There was a time when I was one with Rangi, but now we live far apart. Between us, but not separating us, were our many children to whom we had given life and nourishment and into whose hands had been given future life and growth. But this future life and growth required light and space. So our children set us apart, causing Ranginui the father, and me, Papatuanuku the mother, great pain and anguish. (Kahukiwa & Grace, 2000:22) Dr Ranginui Walker (1978) refers to the ‘myth-messages’ embedded in Māori mythology, and how in contemporary society these myth-messages need to be more clearly stated for understanding. In addition he writes:
The validity of myths was not questioned by the Māori until the post-Christian era when they were displaced by the mythology of a new culture. Today ‘kōrero pūrākau’ has the same negative connotation of untruth as it is only a myth. This is unfortunate, since an analysis of Māori myths will show that even today Māori will respond to the myth messages and cultural imperatives embedded in their mythology…The myth-messages now need to be spelled out to the modern Māori. (Walker, 1978: 20) In essence, pūrākau centre on the actions, feelings and behaviours of a whānau. As discussed by Sullivan (2002):
A famous English writer, William Shakespeare, once wrote that the whole world is a stage. In the Māori world, the whole world is a story. The world is family of stories, beginning with Ranginui and Papatuanuku. Your own story, your life story, is a part of this great family story. The stories of our gods set examples of how to live our lives, how to live well and to live with each other. The gods weren’t perfect…but the gods were there to guide us and our ancestors who came after the gods. (Sullivan, 2002:28)
Te Wehenga: Separation
The kōrero pūrākau highlight the impact of separation. After Ranginui and Papatuanuku were separated, their children all had different reactions. Korero pūrākau show us how our atua coped, adapted and dealt with change, separation and loss. Aspects of tikanga came about from the actions of the atua who were reacting to the changes. In addition, the pūrākau show the capacity for both positive and negative actions. When considering the behaviour of each of the children, the pūrākau reflect a strong, strengths-based focus. This is relevant to viewing conduct problems within a Te Ao Māori perspective.

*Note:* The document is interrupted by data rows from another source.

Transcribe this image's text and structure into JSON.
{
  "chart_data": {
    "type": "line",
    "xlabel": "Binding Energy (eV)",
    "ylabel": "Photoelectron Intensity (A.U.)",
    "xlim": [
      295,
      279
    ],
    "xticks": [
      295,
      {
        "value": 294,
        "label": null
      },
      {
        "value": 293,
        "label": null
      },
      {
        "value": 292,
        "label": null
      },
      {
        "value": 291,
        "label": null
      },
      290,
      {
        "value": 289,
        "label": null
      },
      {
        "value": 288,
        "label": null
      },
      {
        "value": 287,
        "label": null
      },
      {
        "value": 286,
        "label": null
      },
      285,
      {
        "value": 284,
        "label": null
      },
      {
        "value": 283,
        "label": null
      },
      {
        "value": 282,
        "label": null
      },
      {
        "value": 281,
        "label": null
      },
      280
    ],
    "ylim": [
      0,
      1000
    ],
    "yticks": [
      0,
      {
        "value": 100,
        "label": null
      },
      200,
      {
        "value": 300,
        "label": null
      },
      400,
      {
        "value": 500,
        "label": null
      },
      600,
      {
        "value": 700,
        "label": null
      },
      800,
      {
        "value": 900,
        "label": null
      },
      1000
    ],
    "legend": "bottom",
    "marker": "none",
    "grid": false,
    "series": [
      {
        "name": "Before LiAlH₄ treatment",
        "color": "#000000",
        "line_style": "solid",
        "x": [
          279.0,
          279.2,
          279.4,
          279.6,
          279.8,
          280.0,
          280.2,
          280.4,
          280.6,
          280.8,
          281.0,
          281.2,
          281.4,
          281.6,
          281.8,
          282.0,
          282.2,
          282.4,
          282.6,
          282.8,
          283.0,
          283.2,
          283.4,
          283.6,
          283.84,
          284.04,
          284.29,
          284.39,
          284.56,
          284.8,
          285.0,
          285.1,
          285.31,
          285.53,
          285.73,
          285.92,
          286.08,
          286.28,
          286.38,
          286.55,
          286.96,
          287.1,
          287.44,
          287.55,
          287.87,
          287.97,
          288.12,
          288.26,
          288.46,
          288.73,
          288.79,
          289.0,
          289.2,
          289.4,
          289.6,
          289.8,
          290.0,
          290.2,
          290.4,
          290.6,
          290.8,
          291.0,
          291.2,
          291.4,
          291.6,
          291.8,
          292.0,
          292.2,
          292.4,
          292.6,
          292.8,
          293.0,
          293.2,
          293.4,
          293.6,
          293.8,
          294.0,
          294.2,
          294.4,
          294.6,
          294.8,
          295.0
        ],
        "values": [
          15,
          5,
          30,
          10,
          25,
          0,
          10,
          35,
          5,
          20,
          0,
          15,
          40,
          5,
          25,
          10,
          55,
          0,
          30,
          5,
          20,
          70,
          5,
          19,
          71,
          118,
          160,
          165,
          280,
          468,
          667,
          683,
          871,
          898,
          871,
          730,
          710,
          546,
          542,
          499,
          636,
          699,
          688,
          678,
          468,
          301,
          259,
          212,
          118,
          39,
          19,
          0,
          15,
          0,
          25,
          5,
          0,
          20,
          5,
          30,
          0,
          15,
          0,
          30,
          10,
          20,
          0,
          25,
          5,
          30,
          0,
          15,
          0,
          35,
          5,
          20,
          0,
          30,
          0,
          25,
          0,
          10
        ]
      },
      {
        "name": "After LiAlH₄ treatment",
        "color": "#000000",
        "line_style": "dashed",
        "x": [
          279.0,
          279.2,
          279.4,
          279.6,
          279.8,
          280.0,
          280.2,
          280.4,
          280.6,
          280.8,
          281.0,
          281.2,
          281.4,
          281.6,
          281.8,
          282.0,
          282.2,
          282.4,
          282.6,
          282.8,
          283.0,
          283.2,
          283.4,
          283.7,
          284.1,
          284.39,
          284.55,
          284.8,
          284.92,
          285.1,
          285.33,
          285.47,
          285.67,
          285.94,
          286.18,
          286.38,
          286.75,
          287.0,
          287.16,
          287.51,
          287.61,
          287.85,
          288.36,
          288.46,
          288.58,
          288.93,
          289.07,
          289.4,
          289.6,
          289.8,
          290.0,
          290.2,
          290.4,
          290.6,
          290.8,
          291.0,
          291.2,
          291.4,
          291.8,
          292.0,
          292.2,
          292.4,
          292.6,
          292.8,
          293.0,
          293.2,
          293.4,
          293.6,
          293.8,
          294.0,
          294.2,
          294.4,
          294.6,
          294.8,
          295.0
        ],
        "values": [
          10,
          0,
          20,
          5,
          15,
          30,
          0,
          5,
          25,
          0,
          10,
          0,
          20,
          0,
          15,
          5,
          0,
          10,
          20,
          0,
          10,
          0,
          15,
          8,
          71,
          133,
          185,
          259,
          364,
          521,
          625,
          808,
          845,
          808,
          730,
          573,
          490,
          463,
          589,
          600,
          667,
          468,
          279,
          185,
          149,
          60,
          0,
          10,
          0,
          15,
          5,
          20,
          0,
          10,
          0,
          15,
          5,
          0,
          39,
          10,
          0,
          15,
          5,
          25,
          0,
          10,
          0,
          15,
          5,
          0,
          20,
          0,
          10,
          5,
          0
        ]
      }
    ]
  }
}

For example, consider Tāwhirimatea, god of the winds, who reacted angrily against his brothers:
After the separation the brothers continued to fight. One particular brother, Tāwhirimatea who was known as God of the Wind became very angry. He had never agreed to the separation and believed that his mother and father were meant to stay together. He showed his anger by attempting to destroy his brothers. (Cherrington & Rangihuna, 2000:2) Tāwhirimatea sent great winds and storms to beat upon Tangaroa (god of the ocean) and Tāne Mahuta (god of the forest). He destroyed property and caused much devastation. Despite his ability for anger and destruction, he had many strengths. Later he helped Tāne obtain the three kete (basket) of knowledge. Whiro, the eldest brother, attacked Tāne as he ascended the heavens, and Tāwhirimatea sent the winds to disperse the hordes of insects Whiro had sent. In his actions Tāwhirimatea displayed the attributes of aroha (love), tautoko (support) and manaki (caring). Despite Tāwhirimatea’s potential to destroy, we also acknowledge his potential for healing, as evident in the whakatauaki:
Hokia ki nga maunga kia purea koe e nga hau Tāwhirimatea
Return to the mountains to be cleansed by the winds of Tāwhirmatea. As stated by Robyn Kahukiwa in her introduction to Wahine Toa: Women of Māori Myth:
Myths provide answers in human terms to the way things are in our world. The characters act as we do but on a grand scale. They can be an important guide to philosophy, values and social behaviour; to correct procedures for certain acts. They can show us the results of certain acts and provide pointers towards social order. (Kahukiwa & Grace, 2000:10) The potential for kōero pūrākau to be used in intervention settings has been advocated for in the past (Cherrington, 1999; Cherrington, 2002; Cherrington & Rangihuna, 2000, O’Conner & MacFarlane, 2002; Tapsell, R, cited in Brookbands & Simpson, 2007).2 It is seen as a taonga tuku iho, a gift handed down from our ancestors, and needs to be treated with respect.
Many legends, chants, historical accounts and proverbs have been interpretated and translated from Māori into English. In many instances it was a literal translation with little or no understanding of the depth of information and knowledge from which they project themselves. (Pere, 1991:10) The separation of Ranginui and Papatuanuku prompted change in the way the family functioned. There were both positive and negative consequences. The separation allowed growth and human life to come about:
So now Rangi dwells far above, giving space for growth. From his dwelling place he is ever witness to life and death, joy and sorrow, hope, despair, destruction, invention, jealously, treachery, courage, faith and love, and the many earthly happenings. (Grace, 2000:22) While it is acknowledged that the separation allowed space for growth, there is a suggestion, by looking at the words used to describe abnormal reactions or behaviour in Māori society, that too much space of separation has the potential to impact negatively. For example, the word pōrangi is used to describe abnormal behaviour, such as impulsiveness and dis-inhibition. Pō refers to the night and rangi is the sky. The mind is thought to be between the surface of sky and darkness (Stewart, 1997). Similarly, the word wairangi is described as a lesser state of mental illness where the mind is seen as being between water and sky (Stewart, 1997). These states also refer to Rangi, the sky and space. If there is too much space, difficulties and confusion may result.
Working with Māori who have conduct problems can be viewed as dealing with tamariki, taiohi and whānau whose separation is the greatest.